Right after tour, I finally had time to finish my manuscript, and while I did so, I took breaks to strum my electric guitar, watch British Bake-Off, wander the red Georgia dirt paths staring at murky puddles, and make ink drawings and strange collages. It was a wildly free and creative time for me. I made these ink drawings and collages in conversation with poetic images from “Odes to Lithium.” I wanted to see what responding to my own poems’ imagery with drawings might illuminate for me about the order of the book, its themes, and perhaps, its secrets that my conscious mind couldn’t be privy to. When the hand moves to draw, at least for me, the thinking mind can rest a bit.

GO: At the center of this book is, yes, medication, but also your many relationships: your grandmother, a young summer camp romance, and your mother. Can you talk about these relationships, their importance to you and to the book?

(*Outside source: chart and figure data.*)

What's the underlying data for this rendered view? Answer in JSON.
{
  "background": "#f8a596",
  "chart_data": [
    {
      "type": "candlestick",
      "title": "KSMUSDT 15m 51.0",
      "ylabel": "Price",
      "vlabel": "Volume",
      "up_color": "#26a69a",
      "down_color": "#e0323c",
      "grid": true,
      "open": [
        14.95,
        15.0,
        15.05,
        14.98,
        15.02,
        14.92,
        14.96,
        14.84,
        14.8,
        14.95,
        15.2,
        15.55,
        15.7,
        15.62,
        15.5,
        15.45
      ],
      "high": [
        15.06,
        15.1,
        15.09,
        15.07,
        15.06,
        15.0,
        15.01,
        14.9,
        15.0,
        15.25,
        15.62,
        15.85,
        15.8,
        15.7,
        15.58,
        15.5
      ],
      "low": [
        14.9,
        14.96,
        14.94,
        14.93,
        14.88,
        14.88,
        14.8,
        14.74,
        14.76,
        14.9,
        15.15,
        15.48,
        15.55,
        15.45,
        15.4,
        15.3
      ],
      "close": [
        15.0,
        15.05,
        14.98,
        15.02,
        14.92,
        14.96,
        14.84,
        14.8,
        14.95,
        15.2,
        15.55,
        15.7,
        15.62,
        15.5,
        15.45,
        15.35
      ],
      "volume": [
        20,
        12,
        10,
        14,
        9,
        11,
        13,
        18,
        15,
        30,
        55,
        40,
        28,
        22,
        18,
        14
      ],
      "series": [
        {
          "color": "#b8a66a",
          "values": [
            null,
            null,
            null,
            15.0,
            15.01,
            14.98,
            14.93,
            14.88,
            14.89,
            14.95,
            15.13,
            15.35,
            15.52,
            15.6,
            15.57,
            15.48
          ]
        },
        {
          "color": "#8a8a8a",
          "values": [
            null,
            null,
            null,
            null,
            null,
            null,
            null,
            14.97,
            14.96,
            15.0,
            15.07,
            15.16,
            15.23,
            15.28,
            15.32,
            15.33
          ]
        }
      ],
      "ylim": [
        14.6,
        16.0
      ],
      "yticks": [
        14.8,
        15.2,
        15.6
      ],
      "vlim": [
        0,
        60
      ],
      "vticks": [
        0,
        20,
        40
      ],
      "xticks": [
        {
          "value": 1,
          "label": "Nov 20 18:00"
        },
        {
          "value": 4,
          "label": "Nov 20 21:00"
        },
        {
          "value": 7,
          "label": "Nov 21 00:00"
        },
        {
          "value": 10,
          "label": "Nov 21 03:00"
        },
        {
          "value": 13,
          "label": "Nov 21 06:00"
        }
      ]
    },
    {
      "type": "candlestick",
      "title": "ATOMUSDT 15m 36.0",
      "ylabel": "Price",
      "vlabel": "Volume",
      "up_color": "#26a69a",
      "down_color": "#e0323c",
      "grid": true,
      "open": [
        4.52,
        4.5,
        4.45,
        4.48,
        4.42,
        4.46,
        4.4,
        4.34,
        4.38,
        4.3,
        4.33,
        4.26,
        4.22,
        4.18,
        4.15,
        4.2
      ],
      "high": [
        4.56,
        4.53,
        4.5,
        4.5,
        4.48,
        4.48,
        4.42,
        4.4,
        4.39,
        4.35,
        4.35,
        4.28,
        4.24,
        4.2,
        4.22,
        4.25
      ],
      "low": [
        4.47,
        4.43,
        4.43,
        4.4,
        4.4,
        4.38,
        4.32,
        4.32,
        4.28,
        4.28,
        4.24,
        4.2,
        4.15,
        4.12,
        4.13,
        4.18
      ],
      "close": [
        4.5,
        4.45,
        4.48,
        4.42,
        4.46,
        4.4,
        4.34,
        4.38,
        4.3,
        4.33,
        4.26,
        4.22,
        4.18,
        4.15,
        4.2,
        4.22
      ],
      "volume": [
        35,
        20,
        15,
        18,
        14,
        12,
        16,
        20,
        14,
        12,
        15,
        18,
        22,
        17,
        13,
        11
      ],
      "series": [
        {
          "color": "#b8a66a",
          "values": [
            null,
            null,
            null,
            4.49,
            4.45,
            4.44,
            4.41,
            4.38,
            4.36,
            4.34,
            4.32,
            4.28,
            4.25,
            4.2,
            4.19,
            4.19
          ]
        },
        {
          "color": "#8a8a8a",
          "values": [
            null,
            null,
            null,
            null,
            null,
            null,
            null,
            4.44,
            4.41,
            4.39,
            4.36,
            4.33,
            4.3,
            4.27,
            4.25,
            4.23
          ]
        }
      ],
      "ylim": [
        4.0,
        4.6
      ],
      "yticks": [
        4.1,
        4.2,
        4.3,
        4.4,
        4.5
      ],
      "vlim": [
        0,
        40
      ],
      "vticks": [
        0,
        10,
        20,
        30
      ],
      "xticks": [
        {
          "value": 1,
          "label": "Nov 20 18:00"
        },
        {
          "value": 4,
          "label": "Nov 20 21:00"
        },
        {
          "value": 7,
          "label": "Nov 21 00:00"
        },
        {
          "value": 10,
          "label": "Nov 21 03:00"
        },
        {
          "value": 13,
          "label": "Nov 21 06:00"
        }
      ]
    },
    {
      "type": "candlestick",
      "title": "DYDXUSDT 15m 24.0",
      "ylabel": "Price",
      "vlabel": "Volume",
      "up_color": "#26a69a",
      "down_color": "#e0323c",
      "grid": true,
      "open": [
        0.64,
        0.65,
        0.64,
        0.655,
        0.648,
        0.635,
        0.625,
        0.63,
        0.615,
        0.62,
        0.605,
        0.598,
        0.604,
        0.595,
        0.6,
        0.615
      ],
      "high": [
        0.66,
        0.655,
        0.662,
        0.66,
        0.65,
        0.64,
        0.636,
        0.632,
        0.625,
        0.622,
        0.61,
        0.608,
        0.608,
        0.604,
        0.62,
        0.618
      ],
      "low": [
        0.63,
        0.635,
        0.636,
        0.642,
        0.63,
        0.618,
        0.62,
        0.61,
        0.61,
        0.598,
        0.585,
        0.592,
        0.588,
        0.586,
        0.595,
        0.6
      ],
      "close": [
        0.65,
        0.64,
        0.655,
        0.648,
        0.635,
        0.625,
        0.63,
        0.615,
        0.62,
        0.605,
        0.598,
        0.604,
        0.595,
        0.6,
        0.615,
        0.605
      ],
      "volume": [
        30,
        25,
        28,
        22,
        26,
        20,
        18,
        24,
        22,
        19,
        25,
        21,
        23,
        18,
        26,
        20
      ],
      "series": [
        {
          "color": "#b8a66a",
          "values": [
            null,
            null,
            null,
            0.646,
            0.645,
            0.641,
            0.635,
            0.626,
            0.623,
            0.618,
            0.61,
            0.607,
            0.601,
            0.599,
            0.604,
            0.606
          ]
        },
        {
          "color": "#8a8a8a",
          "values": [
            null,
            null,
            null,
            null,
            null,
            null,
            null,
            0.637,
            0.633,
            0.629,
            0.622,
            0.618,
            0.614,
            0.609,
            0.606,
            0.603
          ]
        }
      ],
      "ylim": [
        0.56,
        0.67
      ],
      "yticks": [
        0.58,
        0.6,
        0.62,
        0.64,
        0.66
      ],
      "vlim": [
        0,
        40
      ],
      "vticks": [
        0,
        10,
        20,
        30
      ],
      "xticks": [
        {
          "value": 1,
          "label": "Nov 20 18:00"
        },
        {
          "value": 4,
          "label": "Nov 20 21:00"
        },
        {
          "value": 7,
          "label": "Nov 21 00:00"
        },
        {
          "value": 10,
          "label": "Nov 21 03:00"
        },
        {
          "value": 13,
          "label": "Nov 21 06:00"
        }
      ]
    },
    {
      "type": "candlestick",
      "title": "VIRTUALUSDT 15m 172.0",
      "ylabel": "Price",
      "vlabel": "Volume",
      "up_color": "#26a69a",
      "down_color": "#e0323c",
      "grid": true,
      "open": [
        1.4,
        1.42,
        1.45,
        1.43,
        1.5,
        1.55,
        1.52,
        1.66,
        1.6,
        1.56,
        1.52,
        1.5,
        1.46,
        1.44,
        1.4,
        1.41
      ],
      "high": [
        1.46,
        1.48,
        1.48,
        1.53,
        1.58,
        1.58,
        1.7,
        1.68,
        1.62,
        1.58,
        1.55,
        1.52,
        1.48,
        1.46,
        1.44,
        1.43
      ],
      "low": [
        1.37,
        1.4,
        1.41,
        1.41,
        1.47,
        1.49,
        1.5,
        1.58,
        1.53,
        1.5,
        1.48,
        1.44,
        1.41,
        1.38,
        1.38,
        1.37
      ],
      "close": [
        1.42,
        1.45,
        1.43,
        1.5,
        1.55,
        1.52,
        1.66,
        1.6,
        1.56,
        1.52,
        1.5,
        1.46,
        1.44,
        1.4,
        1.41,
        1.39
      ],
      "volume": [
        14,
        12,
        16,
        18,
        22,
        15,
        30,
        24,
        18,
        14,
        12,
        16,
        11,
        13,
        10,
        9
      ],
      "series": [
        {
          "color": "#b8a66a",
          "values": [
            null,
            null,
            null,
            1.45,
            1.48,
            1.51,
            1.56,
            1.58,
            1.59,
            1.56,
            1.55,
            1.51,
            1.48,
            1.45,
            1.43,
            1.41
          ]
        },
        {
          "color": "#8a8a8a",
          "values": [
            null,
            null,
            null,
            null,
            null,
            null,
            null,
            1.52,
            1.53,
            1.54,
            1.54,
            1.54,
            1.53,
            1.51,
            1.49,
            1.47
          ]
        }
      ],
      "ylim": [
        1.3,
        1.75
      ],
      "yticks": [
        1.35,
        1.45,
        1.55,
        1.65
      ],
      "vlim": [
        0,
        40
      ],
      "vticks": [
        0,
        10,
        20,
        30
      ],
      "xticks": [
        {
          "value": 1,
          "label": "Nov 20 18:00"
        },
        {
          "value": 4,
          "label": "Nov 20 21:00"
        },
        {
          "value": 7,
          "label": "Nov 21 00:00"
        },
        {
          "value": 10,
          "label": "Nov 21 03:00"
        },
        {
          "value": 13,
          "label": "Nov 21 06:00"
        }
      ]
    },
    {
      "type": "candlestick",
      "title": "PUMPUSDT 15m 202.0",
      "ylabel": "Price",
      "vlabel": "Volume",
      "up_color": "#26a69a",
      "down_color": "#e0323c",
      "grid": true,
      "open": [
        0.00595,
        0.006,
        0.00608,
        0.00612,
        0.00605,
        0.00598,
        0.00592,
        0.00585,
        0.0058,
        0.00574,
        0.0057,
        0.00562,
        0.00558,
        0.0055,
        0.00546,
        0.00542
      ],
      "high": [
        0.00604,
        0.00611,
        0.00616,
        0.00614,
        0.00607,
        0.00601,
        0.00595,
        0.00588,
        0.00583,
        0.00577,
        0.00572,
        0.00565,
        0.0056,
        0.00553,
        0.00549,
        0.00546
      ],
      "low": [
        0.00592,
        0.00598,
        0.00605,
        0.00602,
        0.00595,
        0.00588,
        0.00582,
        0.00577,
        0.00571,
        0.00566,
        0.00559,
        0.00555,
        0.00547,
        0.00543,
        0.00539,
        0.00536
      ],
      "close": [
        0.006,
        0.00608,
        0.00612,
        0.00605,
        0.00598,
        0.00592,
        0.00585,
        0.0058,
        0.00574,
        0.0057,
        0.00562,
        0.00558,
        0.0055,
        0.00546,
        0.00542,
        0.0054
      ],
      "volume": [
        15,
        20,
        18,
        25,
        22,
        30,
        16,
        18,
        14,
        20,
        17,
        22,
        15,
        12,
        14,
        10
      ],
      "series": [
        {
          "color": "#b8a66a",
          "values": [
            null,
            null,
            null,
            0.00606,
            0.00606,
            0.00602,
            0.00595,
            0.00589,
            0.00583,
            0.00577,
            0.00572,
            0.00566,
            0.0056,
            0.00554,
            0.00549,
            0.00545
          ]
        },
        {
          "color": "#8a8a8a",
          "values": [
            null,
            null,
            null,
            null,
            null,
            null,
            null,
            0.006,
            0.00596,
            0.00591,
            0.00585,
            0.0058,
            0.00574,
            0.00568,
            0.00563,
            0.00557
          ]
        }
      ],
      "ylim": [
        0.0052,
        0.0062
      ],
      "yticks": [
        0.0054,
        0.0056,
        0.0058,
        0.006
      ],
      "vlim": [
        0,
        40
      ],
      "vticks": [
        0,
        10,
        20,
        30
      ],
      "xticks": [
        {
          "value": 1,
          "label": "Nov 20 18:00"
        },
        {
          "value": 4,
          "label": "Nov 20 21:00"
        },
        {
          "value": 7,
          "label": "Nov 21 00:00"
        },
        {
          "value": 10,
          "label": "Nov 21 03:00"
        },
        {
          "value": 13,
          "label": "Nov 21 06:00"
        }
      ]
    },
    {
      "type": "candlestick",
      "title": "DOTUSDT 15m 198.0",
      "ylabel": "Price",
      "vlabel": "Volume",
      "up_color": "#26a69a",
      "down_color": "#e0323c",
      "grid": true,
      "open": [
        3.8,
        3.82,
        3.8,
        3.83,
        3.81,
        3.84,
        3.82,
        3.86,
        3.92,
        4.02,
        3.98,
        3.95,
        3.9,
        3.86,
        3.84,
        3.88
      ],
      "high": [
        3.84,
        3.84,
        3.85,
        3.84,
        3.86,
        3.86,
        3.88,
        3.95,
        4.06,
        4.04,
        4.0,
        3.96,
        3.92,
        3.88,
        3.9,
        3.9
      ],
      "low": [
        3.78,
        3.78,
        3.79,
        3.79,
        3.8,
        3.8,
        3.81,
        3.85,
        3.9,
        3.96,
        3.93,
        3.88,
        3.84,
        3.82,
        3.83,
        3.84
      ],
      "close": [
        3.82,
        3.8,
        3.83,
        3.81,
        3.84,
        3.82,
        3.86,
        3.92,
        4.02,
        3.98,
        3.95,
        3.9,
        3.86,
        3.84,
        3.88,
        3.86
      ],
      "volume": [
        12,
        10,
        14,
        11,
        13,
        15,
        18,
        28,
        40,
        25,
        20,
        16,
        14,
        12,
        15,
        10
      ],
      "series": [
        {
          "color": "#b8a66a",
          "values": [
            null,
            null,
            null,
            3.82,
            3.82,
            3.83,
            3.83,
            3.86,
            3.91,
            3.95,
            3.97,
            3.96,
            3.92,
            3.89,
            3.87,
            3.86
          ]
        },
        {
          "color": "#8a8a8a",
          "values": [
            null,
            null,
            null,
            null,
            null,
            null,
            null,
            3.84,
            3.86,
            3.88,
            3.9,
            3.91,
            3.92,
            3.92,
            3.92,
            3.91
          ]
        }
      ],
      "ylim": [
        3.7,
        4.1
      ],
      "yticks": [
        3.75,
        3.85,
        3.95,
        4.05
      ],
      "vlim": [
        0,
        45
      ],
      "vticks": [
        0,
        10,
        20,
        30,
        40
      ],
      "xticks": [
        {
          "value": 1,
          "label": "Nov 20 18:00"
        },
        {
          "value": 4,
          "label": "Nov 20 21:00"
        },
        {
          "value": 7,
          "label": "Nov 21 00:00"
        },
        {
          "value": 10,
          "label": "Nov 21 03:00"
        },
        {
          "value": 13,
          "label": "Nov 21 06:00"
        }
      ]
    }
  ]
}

SE: You’ve caught on to something! Centering relationships was a structural choice. The book very purposefully weaves between different types of relationships. Poem to poem, it builds on concentric circles of relationship. At the core is the most intimate relationship, Lithium, as it literally goes into my body. The next outer circle is my self, or rather, my experience of my self. Outside of that is my family, then friendships, then the medical community, extending outward to the greater cultural understanding of mental illness that envelops me.

My question was: How does stigma play out in each concentric circle? How does my relationship to my illness change depending on which circle I’m encased in? I wanted the reader to feel as I do, working my way through the world as someone with mental illness, negotiating concentric private and public spaces where vulnerability and care (or lack of) play out. Instead of the reader ultimately landing on a thesis about the mentally ill experience, I wanted these various relationships — whether with a doctor, or my mother, or my partner — to disturb a steady narrative. If beauty is in the eye of the beholder, so is credibility. To be mentally ill is often to be treated as if you are less, unintelligent, [or] no longer credible. “Odes to Lithium” is my search for self-worth and self-definition within ever-expanding circles of judgment and oppression. The question is pressing. How do I, as someone who has lost her mind, and so her credibility, experience self-worth? Certain recurring figures — my grandmother, my mother, my medication — appear as co-conspirators. They too, have much at stake in this question.